Some last remarks on user defined types:

  • A UDT value is always written in its entirety but it is also always read entirely under the hood (as of the current implementation at least).
    Note that it is possible, syntax wise, to only select some fields of a UDT, for instance


      CREATE TABLE location (
          id int PRIMARY KEY,
          addr frozen<address>, // Reuse the address type from above
          longitude double,
          latitude double
      // The following is allowed
      SELECT addr.street, addr.city FROM location WHERE id=42;

    but such selection will still read the full address (in fact the full CQL
    row) server side. Long story short, UDTs are not meant to store large and complex "documents" as of their current implementation, but
    rather to help make the denormalization of short amount of data more convenient and flexible.

  • While you can add fields to an existing UDT as we've seen above, it is currently not possible to remove a field. It is however possible to rename a field (ALTER TYPE address RENAME street to str33t).
  • It is possible to use a UDT as type of any CQL column, including clustering ones. In that latter case, the ordering induced by the UDT is the one of it's fields in the order they have been declared. Please note however that there is relatively little advantages to be gain in using a UDT on a PRIMARY KEY column, avoid abusing such possibility just because it's available.

Secondary indexes on collections

So far, creating a secondary index on a collection column was not allowed. Cassandra 2.1 fixes that.
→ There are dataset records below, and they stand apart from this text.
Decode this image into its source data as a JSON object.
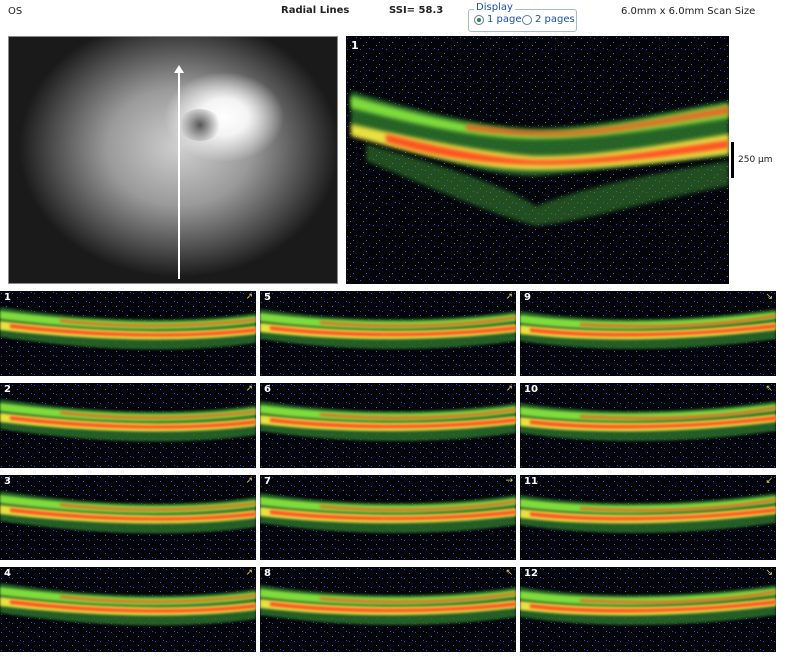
{
  "header": {
    "eye": "OS",
    "scan_type": "Radial Lines",
    "ssi": "SSI= 58.3",
    "display_label": "Display",
    "display_options": [
      "1 page",
      "2 pages"
    ],
    "selected_option": "1 page",
    "scan_size": "6.0mm x 6.0mm Scan Size"
  },
  "main_scan": {
    "number": "1",
    "scale_label": "250 µm"
  },
  "colors": {
    "background": "#03030a",
    "retina_green": "#7fdc3a",
    "retina_yellow": "#e8e040",
    "retina_red": "#ff5020",
    "noise_blue": "#2a4cc8"
  },
  "thumbnails": [
    {
      "number": "1"
    },
    {
      "number": "5"
    },
    {
      "number": "9"
    },
    {
      "number": "2"
    },
    {
      "number": "6"
    },
    {
      "number": "10"
    },
    {
      "number": "3"
    },
    {
      "number": "7"
    },
    {
      "number": "11"
    },
    {
      "number": "4"
    },
    {
      "number": "8"
    },
    {
      "number": "12"
    }
  ]
}
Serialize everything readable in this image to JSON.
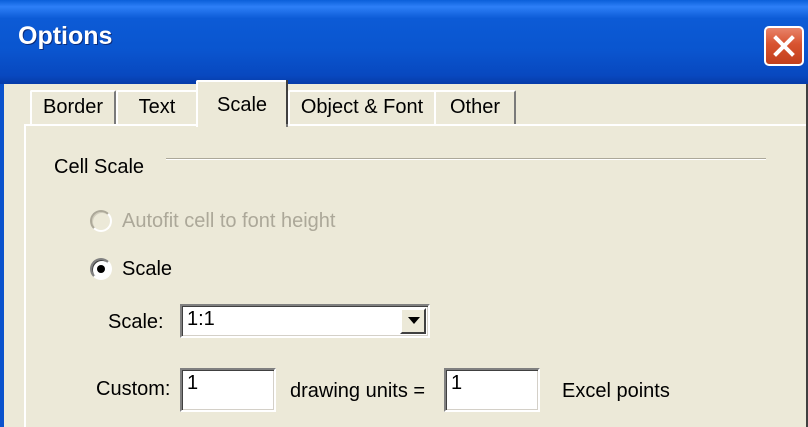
{
  "window": {
    "title": "Options"
  },
  "tabs": [
    {
      "label": "Border",
      "active": false
    },
    {
      "label": "Text",
      "active": false
    },
    {
      "label": "Scale",
      "active": true
    },
    {
      "label": "Object & Font",
      "active": false
    },
    {
      "label": "Other",
      "active": false
    }
  ],
  "cell_scale": {
    "group_label": "Cell Scale",
    "autofit_label": "Autofit cell to font height",
    "autofit_enabled": false,
    "autofit_selected": false,
    "scale_option_label": "Scale",
    "scale_option_selected": true,
    "scale_combo_label": "Scale:",
    "scale_value": "1:1",
    "custom_label": "Custom:",
    "custom_value_1": "1",
    "units_equals_label": "drawing units =",
    "custom_value_2": "1",
    "excel_points_label": "Excel points"
  },
  "icons": {
    "close": "close-icon",
    "dropdown": "chevron-down-icon"
  },
  "colors": {
    "titlebar": "#0a55cf",
    "close_button": "#d8532f",
    "dialog_background": "#ece9d8",
    "disabled_text": "#aca899"
  }
}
For instance:

  CREATE TABLE products (
      id int PRIMARY KEY,
      description text,
      price int,
      categories set<text>,
      features map<text, text>
  // This is now allowed in Cassandra 2.1
  CREATE INDEX cat_index ON products(categories);
  CREATE INDEX feat_index ON products(features);
  INSERT INTO products(id, description, price, categories, features)
       VALUES (34134,
               '120-inch 1080p 3D plasma TV',
               {'tv', '3D', 'hdtv'},
               {'screen' : '120-inch', 'refresh-rate' : '400hz', 'techno' : 'plasma'});
  INSERT INTO products(id, description, price, categories, features)
       VALUES (29412,
               '32-inch LED HDTV (black)',
               {'tv', 'hdtv'},
               {'screen' : '32-inch', 'techno' : 'LED'});
  INSERT INTO products(id, description, price, categories, features)
       VALUES (38471,
               '32-inch LCD TV',
               {'tv', 'used'},
               {'screen' : '32-inch', 'techno' : 'LCD'});
  // You can then query those index through CONTAINS
  SELECT id, description FROM products WHERE categories CONTAINS 'hdtv';
   id    | description
   29412 |    32-inch LED HDTV (black)
   34134 | 120-inch 1080p 3D plasma TV
  SELECT id, description FROM products WHERE features CONTAINS '32-inch';
   id    | description
   29412 | 32-inch LED HDTV (black)
   38471 |           32-inch LCD TV

Please note that for map columns, the index created above index the map values. If you prefer indexing the map keys, you can do so by creating a KEYS index and by using CONTAINS KEY:

  DROP INDEX feat_index;
  CREATE INDEX feat_key_index ON products(KEYS(features));
  SELECT id, description
    FROM products
    WHERE features CONTAINS KEY 'refresh-rate';
   id    | description
   34134 | 120-inch 1080p 3D plasma TV

Please note however that a current limitation (to be lifted in the future) is that you cannot index both the keys and values of the same map simultaneously (hence the DROP INDEX call above).